Google has rolled out security updates to fix seven security issues in its Chrome browser, including a zero-day that has come under active exploitation in the wild.
Tracked as CVE-2023-6345, the high-severity vulnerability has been described as an integer overflow bug in Skia, an open source 2D graphics library.
Benoît Sevens and Clément Lecigne of Google's Threat Analysis Group (TAG) have been credited with discovering and reporting the flaw on November 24, 2023.
As is typically the case, the search giant acknowledged that "an exploit for CVE-2023-6345 exists in the wild," but stopped short of sharing additional information surrounding the nature of attacks and the threat actors that may be weaponizing it in real-world attacks.

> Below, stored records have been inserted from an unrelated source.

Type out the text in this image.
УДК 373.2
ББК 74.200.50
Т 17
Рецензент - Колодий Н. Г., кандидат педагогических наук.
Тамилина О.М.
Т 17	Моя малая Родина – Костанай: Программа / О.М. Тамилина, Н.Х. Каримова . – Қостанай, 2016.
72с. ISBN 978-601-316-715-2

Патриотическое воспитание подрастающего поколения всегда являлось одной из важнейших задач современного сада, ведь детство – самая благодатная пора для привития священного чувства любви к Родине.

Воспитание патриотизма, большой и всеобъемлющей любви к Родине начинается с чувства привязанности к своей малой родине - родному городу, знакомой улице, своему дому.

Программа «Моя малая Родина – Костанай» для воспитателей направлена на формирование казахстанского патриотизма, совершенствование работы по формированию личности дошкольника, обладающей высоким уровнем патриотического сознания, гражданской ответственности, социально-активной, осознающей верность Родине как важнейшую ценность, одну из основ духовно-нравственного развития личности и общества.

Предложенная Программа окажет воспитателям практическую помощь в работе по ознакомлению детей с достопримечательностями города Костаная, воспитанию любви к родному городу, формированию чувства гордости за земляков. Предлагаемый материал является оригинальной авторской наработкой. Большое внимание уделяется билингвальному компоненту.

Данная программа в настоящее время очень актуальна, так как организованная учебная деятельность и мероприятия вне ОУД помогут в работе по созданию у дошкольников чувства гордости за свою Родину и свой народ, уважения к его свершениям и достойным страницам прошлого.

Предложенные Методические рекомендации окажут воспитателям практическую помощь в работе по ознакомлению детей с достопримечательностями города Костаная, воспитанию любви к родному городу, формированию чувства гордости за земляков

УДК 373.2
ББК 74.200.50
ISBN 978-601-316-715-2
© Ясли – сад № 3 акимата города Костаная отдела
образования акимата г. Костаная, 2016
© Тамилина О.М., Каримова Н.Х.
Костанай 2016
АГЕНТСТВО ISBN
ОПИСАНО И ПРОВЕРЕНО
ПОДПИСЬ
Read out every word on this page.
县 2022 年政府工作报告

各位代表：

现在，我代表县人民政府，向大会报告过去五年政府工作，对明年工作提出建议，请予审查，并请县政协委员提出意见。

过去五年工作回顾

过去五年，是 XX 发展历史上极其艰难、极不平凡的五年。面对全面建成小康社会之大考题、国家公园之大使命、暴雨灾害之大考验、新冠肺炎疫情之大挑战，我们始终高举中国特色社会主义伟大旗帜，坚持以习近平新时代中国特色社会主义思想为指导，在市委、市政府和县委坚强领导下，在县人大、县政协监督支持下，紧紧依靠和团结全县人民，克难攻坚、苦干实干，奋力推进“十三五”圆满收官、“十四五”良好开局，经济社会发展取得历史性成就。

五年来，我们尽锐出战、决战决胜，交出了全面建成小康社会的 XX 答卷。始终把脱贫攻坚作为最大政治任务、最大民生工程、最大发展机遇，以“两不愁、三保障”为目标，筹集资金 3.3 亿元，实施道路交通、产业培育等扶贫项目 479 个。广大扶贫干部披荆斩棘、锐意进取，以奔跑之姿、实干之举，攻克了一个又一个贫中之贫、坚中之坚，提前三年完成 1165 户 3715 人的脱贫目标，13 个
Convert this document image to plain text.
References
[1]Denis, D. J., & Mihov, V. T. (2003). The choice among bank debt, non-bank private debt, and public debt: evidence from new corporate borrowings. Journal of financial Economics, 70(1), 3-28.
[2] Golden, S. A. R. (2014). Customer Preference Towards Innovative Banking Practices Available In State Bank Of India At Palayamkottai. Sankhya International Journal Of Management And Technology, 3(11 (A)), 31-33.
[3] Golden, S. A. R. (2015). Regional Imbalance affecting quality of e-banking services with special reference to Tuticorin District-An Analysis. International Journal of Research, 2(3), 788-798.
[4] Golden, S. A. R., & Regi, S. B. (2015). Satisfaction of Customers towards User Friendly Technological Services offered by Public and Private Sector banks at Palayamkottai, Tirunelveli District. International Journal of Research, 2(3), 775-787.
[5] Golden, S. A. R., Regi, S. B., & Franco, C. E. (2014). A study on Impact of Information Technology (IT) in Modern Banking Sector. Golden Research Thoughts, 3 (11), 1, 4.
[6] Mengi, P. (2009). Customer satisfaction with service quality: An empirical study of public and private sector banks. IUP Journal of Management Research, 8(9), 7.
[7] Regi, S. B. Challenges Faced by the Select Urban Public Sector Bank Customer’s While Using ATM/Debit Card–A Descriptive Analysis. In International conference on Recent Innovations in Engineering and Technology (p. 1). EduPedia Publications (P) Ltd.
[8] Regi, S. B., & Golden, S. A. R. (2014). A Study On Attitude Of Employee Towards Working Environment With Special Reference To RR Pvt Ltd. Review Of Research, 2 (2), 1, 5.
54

It's worth noting that Google released patches for a similar integer overflow flaw in the same component (CVE-2023-2136) in April 2023 that had also come under active exploitation as a zero-day, raising the possibility that CVE-2023-6345 could be a patch bypass for the former.
CVE-2023-2136 is said to have "allowed a remote attacker who had compromised the renderer process to potentially perform a sandbox escape via a crafted HTML page."
With the latest update, the tech giant has addressed a total of six zero-days in Chrome since the start of the year -
- CVE-2023-2033 (CVSS score: 8.8) - Type confusion in V8
- CVE-2023-2136 (CVSS score: 9.6) - Integer overflow in Skia
- CVE-2023-3079 (CVSS score: 8.8) - Type confusion in V8
- CVE-2023-4863 (CVSS score: 8.8) - Heap buffer overflow in WebP
- CVE-2023-5217 (CVSS score: 8.8) - Heap buffer overflow in vp8 encoding in libvpx
Users are recommended to upgrade to Chrome version 119.0.6045.199/.200 for Windows and 119.0.6045.199 for macOS and Linux to mitigate potential threats. Users of Chromium-based browsers such as Microsoft Edge, Brave, Opera, and Vivaldi are also advised to apply the fixes as and when they become available.